As an author, choosing a name for your characters is a tricky business. Each one has to fit their individual appearance, personality and age whilst not reminding you of someone in your own life; otherwise, instead of picturing your fictional character, you’ll envision that particular friend/ enemy/ colleague/ old classmate from primary school.
In my two novels to date, the naming of characters has created several unexpected difficulties:
1. Unintentional duplication. Having finished my first book, Landsliding, one of my beta readers came to see me to discuss her comments on the draft of the novel. To my amazement, she pointed out that two characters were both called Gail and asked me if I’d done this on purpose. I said she was mistaken – of course I hadn’t called two different characters by the same name; why on earth would I do that? – but, on closer inspection of the text, to my surprise I realised she was correct. Two of my characters were called the same thing and I hadn’t even noticed. I then became paranoid and had to go through the text making notes of each character’s name to make sure I hadn’t repeated myself again! Nightmare.
2. Changing names at the end of the novel. Sometimes you get to the end of writing your book and realise that a name hasn’t worked for the character in question. This happened in The Fortnight when I had to go back to every mention of that person and replace it with the new name (in this case, Molly’s boyfriend Josh) which was time-consuming and irritating but not disastrous. Somehow the original name I’d selected for him just didn’t seem suitable – I don’t know exactly why that was – but the minute I thought of him as ‘Josh’ I knew it was the right choice.
3. Duplication of names from one novel to the next. When I first started writing The Fortnight I was shocked to find I’d used several of the same names as in Landsliding – Peter, Aaron and Martin were just three examples of my repetition. When you think of all the names there are to choose from, it seems amazing that I hadn’t been more imaginative; for some reason I’d just reverted to names I’d already used before. Once I realised this, I hastily changed them to something different and made a mental note to be more aware of my selections .
4. Calling a difficult character by the name of a friend.
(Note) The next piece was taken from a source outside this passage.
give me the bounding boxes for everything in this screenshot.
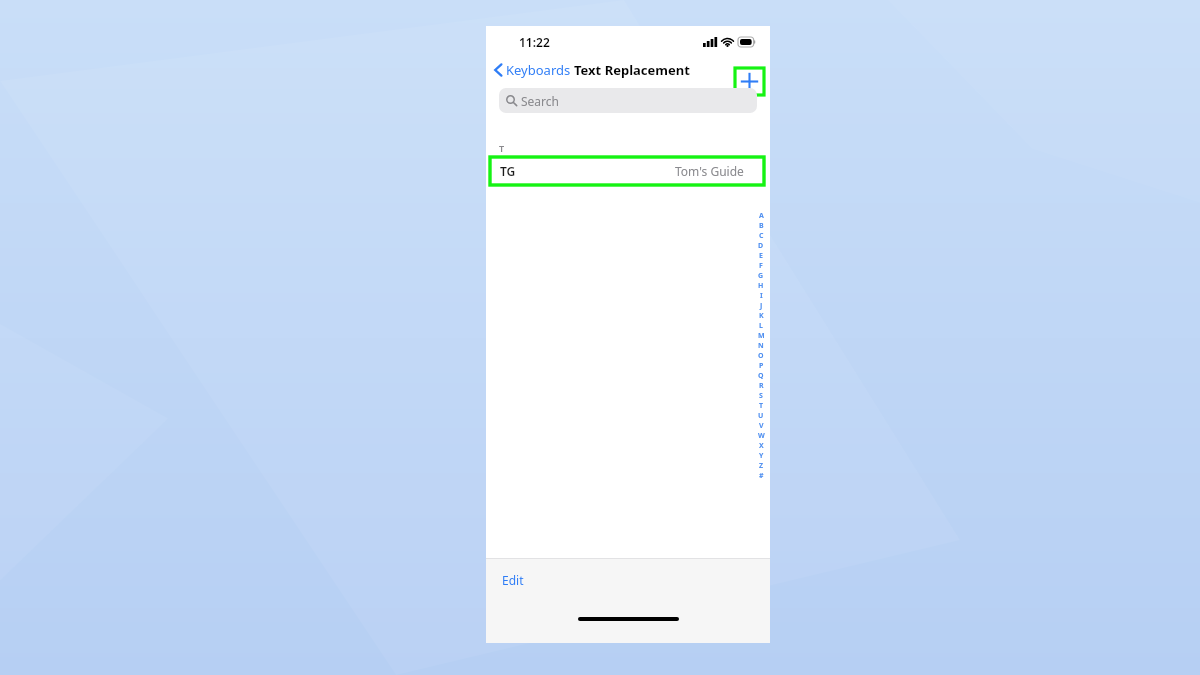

This happened in The Fortnight with the character Elaine who displays many annoying characteristics. I considered calling her something else so as not to upset my great friend who shares her name, but in the end decided to give the real Elaine a special mention/ apology in the Acknowledgements section at the end of the novel. I didn’t want her to think there was any connection intended between the character’s personality traits and her own!
Overall I’d say that the naming of characters is a really interesting part of being an author. In a way it makes you feel powerful – you alone have the ability to decide their identity – but the decision-making process is a difficult one. Get it wrong and your character will always feel oddly awkward; not quite fully formed. Pick too many names beginning with the same letter and your readers may become confused. Choose a name closely identified with someone famous and your reader will always imagine the real person (for example, Rihanna, Boris or Camilla) instead of your character with their own idiosyncrasies and personality.